Rather funny, how the military unceremoniously dumped the M60 due to jamming every 800 or so rounds, but kept the POS jammamatic 16 which had and has a higher failure rate.
I don't know what your personal experience with the M60 was, but I suspect it's not much.
I used the M60 from the time I enlisted in the Army in 1974 until it was replaced by the M240. It was a very poor design, a bastardization of what someone considered the best features of several different machine guns.
The gas system would disassemble itself from the vibration of firing and the fix was to safety wire it together. This made it impossible for the operator to mainain in the field as only the armorer had the safety wire pliers to wire it back together once it was disassembled. The gas piston was easily inserted backwards and if that happened you had a bolt action machine gun because it would not cycle. And of course the gas system was wired together so you had to cut the wires, reassemble the gas system correctly then get the armorer to wire it back together.....

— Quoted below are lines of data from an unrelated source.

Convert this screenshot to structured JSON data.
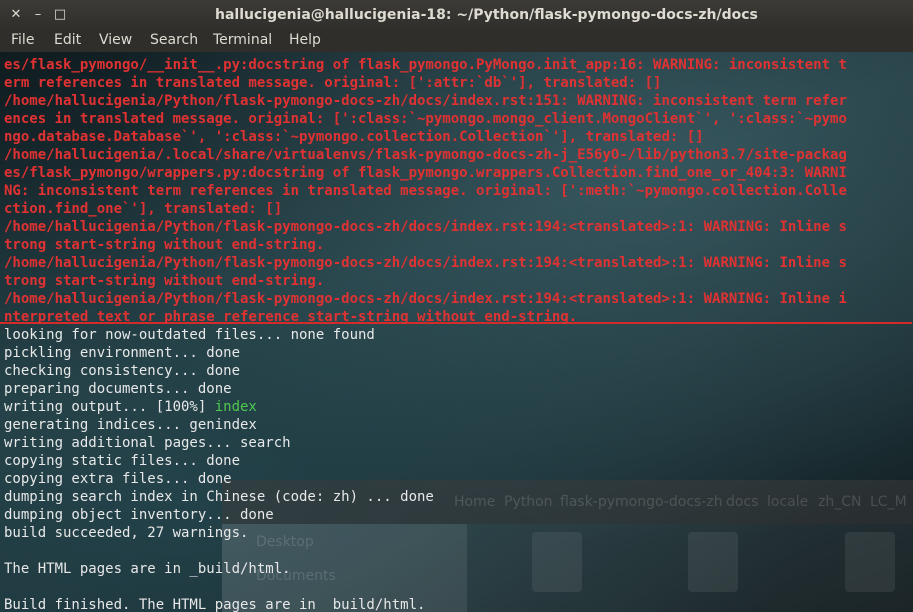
{
  "window": {
    "title": "hallucigenia@hallucigenia-18: ~/Python/flask-pymongo-docs-zh/docs",
    "close_glyph": "✕",
    "minimize_glyph": "–",
    "maximize_glyph": "□"
  },
  "menu": [
    "File",
    "Edit",
    "View",
    "Search",
    "Terminal",
    "Help"
  ],
  "colors": {
    "warning": "#e03232",
    "highlight": "#4ec94e",
    "normal": "#e8e8e8",
    "frame": "#d42a2a"
  },
  "terminal": {
    "warning_lines": [
      "es/flask_pymongo/__init__.py:docstring of flask_pymongo.PyMongo.init_app:16: WARNING: inconsistent t",
      "erm references in translated message. original: [':attr:`db`'], translated: []",
      "/home/hallucigenia/Python/flask-pymongo-docs-zh/docs/index.rst:151: WARNING: inconsistent term refer",
      "ences in translated message. original: [':class:`~pymongo.mongo_client.MongoClient`', ':class:`~pymo",
      "ngo.database.Database`', ':class:`~pymongo.collection.Collection`'], translated: []",
      "/home/hallucigenia/.local/share/virtualenvs/flask-pymongo-docs-zh-j_E56yO-/lib/python3.7/site-packag",
      "es/flask_pymongo/wrappers.py:docstring of flask_pymongo.wrappers.Collection.find_one_or_404:3: WARNI",
      "NG: inconsistent term references in translated message. original: [':meth:`~pymongo.collection.Colle",
      "ction.find_one`'], translated: []",
      "/home/hallucigenia/Python/flask-pymongo-docs-zh/docs/index.rst:194:<translated>:1: WARNING: Inline s",
      "trong start-string without end-string.",
      "/home/hallucigenia/Python/flask-pymongo-docs-zh/docs/index.rst:194:<translated>:1: WARNING: Inline s",
      "trong start-string without end-string.",
      "/home/hallucigenia/Python/flask-pymongo-docs-zh/docs/index.rst:194:<translated>:1: WARNING: Inline i",
      "nterpreted text or phrase reference start-string without end-string."
    ],
    "normal_lines": [
      "looking for now-outdated files... none found",
      "pickling environment... done",
      "checking consistency... done",
      "preparing documents... done"
    ],
    "writing_output_prefix": "writing output... [100%] ",
    "writing_output_highlight": "index",
    "tail_lines": [
      "generating indices... genindex",
      "writing additional pages... search",
      "copying static files... done",
      "copying extra files... done",
      "dumping search index in Chinese (code: zh) ... done",
      "dumping object inventory... done",
      "build succeeded, 27 warnings.",
      "",
      "The HTML pages are in _build/html.",
      "",
      "Build finished. The HTML pages are in _build/html."
    ]
  },
  "background_window": {
    "breadcrumb": [
      "Home",
      "Python",
      "flask-pymongo-docs-zh",
      "docs",
      "locale",
      "zh_CN",
      "LC_M"
    ],
    "sidebar": [
      "Desktop",
      "Documents"
    ]
  }
}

The trigger group was inside the pistol grip that was held onto the receiver by a flat spring that fit onto two pins through the receiver. If you put the spring on upside down it was easily knocked off, then one pin would fall out of the receiver, the pistol grip containing the trigger group would fall off, get lost leaving you with an inoperable machine gun.
The flat spot on the operating rod where it engaged the sear was soft and would wear causing a runaway gun that wouldn't stop firing unless you opened the feed tray cover, broke the belt or ran out of ammunition.
The bipods were fragile and easily broken.
Towards the end of their service life the Army actually started replacing the receivers as they stretched from metal fatigue and holes didn't line up any longer.
The M60 came into the system in the late 1950s and served until sometime in the 2000s before they were all replaced. It's not fair to say they were "unceremoniously dumped" when the Army stuck with a poor design and terrible performance for over 40 years.